BHARAT MITTAL v. STATE OF RAJASTHAN
Interpretation of "Drawer" under Section 148 NI Act: Deposit Requirement for Directors When Company Faces Legal Impediment - Matter Referred to Larger Bench.
Court: Supreme Court of India
Citation: 2025 INSC 1459
Decision Date: 18-12-2025
List of Laws
The Negotiable Instruments Act, 1881; Section 138 of the Negotiable Instruments Act, 1881; Section 141 of the Negotiable Instruments Act, 1881; Section 148 of the Negotiable Instruments Act, 1881; Section 143A of the Negotiable Instruments Act, 1881; The Companies Act, 1956; Code of Criminal Procedure, 1973
- Facts: The Steel Authority of India (SAIL) entered into a Memorandum of Understanding with Shiv Mahima Ispat Private Limited for the supply of steel. A cheque issued by Shiv Mahima Ispat, signed by its director Bharat Mittal, was dishonored. SAIL filed a complaint under Section 138 of the Negotiable Instruments Act against Shiv Mahima Ispat and Bharat Mittal. Subsequently, the High Court ordered the winding up of Shiv Mahima Ispat. The Trial Court convicted Bharat Mittal under Section 138 and directed him to pay compensation. Bharat Mittal appealed, and the Appellate Court suspended his sentence on the condition that he deposit 20% of the compensation amount. He sought exemption from this deposit, arguing that the company was wound up, the Official Liquidator had partly satisfied SAIL's claim, and he was wrongly convicted without the company being convicted. The High Court dismissed his petition, leading to the present appeal before the Supreme Court.

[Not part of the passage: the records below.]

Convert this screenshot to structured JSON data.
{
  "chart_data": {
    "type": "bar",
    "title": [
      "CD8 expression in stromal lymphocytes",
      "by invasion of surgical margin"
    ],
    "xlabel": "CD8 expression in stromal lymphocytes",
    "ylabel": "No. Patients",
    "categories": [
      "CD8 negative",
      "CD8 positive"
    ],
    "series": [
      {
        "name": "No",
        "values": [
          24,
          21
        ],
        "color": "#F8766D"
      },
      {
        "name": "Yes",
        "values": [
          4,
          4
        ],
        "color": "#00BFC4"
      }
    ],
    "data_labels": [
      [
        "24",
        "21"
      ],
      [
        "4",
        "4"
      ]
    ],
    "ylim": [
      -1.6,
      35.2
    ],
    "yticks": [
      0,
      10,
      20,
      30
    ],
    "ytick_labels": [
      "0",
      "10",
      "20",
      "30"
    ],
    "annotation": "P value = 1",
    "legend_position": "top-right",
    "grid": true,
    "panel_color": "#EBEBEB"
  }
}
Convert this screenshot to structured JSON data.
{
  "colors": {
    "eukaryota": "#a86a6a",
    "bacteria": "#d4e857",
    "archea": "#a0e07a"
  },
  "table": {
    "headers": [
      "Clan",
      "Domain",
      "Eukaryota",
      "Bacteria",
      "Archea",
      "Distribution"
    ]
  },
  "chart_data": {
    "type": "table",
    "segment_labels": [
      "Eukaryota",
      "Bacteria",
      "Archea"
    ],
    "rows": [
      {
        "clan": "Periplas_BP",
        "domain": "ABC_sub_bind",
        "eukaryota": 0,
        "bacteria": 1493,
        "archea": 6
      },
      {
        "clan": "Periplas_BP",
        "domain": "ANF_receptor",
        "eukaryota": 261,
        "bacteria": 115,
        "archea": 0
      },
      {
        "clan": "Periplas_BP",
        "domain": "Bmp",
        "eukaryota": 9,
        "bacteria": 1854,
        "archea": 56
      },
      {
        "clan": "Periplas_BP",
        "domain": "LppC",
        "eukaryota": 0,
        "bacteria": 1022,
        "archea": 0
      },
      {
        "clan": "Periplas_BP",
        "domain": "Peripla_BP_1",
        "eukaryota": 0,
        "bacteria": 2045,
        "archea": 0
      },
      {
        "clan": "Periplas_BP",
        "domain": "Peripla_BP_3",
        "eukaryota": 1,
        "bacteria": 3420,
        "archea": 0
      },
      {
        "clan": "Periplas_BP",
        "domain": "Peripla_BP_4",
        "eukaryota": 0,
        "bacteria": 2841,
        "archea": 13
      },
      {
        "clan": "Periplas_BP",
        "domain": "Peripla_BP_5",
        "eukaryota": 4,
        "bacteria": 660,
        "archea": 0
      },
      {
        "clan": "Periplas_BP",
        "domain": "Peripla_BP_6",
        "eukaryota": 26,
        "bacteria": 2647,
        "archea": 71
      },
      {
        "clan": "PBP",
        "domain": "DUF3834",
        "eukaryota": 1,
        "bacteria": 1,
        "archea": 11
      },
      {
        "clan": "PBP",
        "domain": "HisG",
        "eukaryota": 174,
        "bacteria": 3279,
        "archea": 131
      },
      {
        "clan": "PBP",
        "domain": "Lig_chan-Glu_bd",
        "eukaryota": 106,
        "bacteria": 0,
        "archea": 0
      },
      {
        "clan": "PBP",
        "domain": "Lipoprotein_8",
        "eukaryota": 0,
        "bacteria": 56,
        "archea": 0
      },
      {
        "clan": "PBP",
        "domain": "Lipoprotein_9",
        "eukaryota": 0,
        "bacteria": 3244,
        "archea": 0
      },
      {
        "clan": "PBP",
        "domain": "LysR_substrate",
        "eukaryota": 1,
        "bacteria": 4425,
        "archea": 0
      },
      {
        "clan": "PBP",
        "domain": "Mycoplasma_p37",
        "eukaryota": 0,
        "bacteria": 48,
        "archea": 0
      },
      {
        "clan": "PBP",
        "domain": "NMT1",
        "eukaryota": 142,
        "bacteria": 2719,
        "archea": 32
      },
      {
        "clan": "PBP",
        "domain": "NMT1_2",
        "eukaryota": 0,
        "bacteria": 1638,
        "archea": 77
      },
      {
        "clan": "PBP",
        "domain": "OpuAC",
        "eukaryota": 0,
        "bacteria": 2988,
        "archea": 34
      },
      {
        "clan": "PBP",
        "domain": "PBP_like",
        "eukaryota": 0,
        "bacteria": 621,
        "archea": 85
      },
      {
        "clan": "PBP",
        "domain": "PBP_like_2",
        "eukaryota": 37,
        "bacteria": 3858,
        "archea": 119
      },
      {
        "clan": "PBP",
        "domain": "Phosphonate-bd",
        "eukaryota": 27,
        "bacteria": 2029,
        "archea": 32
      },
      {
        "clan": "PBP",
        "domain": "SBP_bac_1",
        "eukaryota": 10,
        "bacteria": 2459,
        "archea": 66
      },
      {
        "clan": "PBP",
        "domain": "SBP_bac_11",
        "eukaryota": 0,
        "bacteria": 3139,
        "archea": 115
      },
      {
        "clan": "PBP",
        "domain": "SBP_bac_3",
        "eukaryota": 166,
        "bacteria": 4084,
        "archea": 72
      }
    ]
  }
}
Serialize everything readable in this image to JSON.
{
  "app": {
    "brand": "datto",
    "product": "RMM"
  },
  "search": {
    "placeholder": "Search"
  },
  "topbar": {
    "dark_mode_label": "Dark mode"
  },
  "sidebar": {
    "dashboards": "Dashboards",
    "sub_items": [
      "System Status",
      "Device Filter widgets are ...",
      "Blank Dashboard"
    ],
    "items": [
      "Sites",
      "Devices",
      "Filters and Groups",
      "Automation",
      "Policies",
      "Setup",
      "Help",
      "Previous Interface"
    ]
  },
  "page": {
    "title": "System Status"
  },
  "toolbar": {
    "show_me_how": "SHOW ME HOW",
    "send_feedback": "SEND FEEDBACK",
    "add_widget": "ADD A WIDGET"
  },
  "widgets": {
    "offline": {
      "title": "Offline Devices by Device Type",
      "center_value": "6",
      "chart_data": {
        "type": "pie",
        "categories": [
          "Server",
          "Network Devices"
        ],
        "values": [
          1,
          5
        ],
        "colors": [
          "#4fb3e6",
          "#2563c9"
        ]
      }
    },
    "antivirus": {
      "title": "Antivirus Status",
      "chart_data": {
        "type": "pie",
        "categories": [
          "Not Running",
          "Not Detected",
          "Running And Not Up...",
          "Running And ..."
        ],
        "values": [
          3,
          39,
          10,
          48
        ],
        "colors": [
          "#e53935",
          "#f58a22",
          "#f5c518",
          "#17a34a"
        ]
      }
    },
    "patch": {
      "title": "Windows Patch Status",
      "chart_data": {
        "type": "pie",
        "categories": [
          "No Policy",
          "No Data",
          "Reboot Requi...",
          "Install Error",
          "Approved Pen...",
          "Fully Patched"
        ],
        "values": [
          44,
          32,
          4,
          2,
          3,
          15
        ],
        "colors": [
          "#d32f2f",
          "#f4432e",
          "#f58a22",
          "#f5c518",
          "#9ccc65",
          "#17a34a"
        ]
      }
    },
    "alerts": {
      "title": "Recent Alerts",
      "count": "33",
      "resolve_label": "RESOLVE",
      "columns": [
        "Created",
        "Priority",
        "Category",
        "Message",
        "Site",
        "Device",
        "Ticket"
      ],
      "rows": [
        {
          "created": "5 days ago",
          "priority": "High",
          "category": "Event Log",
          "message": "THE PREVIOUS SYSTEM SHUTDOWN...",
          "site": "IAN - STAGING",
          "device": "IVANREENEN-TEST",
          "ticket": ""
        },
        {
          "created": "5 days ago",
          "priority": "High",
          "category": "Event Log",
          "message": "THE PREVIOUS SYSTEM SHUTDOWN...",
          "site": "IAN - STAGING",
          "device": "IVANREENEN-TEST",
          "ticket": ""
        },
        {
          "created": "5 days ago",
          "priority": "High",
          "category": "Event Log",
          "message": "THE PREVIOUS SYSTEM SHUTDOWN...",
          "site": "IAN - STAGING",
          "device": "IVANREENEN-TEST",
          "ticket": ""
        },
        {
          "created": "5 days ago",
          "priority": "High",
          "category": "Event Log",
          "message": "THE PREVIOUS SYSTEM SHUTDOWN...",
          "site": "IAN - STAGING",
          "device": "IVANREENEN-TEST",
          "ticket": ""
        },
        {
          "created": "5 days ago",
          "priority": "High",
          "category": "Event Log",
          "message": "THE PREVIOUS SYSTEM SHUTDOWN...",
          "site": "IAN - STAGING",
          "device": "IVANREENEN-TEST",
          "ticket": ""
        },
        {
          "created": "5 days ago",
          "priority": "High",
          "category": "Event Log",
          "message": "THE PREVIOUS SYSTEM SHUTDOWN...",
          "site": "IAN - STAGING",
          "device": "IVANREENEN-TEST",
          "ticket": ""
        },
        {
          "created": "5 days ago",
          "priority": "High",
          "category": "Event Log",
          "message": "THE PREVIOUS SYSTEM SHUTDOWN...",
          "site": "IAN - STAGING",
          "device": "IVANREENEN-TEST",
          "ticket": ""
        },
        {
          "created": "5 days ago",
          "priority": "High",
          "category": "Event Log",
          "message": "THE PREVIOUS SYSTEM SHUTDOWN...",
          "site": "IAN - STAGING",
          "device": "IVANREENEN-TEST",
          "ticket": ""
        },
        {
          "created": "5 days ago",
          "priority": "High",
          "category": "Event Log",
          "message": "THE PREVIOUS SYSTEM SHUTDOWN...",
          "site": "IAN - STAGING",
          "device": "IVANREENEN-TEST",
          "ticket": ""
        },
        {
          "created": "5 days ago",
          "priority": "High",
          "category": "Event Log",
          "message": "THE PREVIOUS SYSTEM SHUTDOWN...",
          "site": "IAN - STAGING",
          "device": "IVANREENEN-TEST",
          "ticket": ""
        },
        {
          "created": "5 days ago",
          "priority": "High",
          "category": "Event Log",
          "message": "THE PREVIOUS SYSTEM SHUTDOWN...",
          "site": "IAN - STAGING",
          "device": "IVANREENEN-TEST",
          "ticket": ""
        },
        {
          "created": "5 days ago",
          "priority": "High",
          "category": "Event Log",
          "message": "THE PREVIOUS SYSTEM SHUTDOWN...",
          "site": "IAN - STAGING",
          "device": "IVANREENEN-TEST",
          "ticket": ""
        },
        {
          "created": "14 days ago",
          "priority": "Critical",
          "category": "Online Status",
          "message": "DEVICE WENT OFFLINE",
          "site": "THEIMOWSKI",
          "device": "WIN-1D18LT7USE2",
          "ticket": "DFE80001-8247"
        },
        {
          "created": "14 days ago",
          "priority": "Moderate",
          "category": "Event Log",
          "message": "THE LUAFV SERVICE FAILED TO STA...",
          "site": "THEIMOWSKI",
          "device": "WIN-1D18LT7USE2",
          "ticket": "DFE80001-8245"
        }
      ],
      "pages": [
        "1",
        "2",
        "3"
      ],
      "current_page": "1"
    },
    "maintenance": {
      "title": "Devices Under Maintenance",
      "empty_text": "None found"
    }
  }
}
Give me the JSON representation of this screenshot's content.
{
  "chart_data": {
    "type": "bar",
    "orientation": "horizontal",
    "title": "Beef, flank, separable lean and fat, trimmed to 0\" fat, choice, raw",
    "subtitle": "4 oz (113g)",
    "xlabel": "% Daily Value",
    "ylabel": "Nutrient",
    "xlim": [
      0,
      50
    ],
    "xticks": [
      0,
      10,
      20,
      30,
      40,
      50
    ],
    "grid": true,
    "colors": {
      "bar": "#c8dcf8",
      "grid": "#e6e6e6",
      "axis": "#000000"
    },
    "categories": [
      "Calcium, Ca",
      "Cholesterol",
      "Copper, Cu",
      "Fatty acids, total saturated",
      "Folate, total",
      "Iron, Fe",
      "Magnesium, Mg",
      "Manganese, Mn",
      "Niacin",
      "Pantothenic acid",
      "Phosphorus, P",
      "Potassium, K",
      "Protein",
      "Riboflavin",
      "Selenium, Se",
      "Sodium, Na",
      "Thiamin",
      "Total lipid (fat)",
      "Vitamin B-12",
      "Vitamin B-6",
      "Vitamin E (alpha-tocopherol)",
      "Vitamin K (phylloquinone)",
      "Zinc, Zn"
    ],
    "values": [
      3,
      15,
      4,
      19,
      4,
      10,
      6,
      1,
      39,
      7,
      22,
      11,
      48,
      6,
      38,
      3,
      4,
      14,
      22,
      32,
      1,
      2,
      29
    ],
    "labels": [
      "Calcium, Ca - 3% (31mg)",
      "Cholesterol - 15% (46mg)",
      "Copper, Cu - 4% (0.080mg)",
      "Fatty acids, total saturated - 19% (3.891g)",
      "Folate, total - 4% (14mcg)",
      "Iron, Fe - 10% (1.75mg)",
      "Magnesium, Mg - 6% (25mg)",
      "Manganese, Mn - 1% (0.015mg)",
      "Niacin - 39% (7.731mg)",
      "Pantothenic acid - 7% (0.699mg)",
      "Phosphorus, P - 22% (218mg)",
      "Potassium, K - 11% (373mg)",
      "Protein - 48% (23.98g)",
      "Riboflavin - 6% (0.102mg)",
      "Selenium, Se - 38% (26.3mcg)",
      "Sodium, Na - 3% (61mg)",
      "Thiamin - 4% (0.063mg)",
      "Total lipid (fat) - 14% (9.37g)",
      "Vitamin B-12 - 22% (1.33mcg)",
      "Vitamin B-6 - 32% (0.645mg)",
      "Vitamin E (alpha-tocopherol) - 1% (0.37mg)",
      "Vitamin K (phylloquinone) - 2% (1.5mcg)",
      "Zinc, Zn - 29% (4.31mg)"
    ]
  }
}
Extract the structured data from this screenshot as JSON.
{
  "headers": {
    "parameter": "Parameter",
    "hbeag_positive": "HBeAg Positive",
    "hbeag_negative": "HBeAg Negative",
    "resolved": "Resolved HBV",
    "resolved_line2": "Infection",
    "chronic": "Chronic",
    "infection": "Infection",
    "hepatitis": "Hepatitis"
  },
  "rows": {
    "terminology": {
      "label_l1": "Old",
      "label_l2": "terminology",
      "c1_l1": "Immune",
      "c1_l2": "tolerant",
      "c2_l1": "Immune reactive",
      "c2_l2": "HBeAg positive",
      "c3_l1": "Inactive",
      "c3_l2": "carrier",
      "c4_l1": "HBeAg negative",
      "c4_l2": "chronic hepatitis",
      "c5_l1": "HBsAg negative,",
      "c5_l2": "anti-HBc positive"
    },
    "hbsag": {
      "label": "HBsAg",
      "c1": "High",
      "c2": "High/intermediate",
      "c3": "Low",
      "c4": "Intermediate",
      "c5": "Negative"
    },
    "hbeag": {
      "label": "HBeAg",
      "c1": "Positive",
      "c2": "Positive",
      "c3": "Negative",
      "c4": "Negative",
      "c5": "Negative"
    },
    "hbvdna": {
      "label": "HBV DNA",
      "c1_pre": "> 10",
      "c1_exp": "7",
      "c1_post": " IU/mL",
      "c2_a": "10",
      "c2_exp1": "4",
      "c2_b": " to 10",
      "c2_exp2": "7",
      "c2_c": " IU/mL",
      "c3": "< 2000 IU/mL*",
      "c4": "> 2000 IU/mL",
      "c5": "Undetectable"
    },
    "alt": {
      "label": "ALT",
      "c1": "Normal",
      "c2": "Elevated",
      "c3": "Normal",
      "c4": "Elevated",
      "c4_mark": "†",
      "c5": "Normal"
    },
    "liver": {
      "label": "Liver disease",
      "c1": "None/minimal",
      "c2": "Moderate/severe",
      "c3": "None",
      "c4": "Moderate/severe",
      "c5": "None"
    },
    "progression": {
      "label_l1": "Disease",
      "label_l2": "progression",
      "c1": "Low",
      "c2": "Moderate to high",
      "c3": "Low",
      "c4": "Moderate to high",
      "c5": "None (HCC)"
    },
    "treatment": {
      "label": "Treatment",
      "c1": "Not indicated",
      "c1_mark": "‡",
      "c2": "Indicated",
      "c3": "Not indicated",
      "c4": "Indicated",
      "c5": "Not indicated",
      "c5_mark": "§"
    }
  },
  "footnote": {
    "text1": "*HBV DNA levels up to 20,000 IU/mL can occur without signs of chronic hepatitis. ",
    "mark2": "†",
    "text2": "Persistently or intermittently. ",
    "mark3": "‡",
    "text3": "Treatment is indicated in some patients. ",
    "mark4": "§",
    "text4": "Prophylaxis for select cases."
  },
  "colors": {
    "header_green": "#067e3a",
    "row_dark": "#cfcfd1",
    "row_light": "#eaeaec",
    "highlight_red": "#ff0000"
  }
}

- Procedural Posture: The case reached the Supreme Court after the High Court dismissed Bharat Mittal's petition challenging the Appellate Court's order that required him to deposit 20% of the compensation amount for suspension of sentence in an appeal against his conviction under Section 138 of the Negotiable Instruments Act.
- Issue: When a director of an accused company is convicted under Section 138 of the Negotiable Instruments Act, without the company itself being convicted due to a legal impediment like winding up, can the appellate court, while hearing the appeal filed by the director challenging his conviction and sentence, impose a condition of depositing 20% of the amount as prescribed under Section 148 of the Act; and whether the term "drawer" in Section 148 applies only to the company or also to the director/authorized signatory?
- Holding: The Supreme Court expressed disagreement with prior decisions that granted blanket exemptions from deposit under Section 148 to directors when the company could not be prosecuted. The Court held that a director cannot be granted a blanket exemption from the deposit contemplated under Section 148 of the Act, as suggested in Bijay Agarwal. Whether such exemption is warranted must necessarily depend upon the factual matrix of each individual case. The Court referred the matter to a larger bench due to the substantial interpretative question involved.
- Reasoning: The Court reasoned that a strict, literal interpretation of "drawer" as only the company, as held in Gurudatta Sugars and Bijay Agarwal, would defeat the compensatory and remedial intent of Sections 143A and 148 of the Negotiable Instruments Act, particularly when the company cannot be prosecuted due to a legal impediment. The Court emphasized that these sections aim to provide interim relief to payees in cheque dishonor cases and to deter frivolous defenses. The Court observed that a purposive interpretation, aligned with the legislative intent, should be preferred, and that the appellate court should consider the specific facts of each case when deciding whether to grant an exemption from the deposit requirement. The Court acknowledged the doctrine of corporate separateness but emphasized the need to consider the economic realities of cheque transactions and the role of directors in the company's affairs.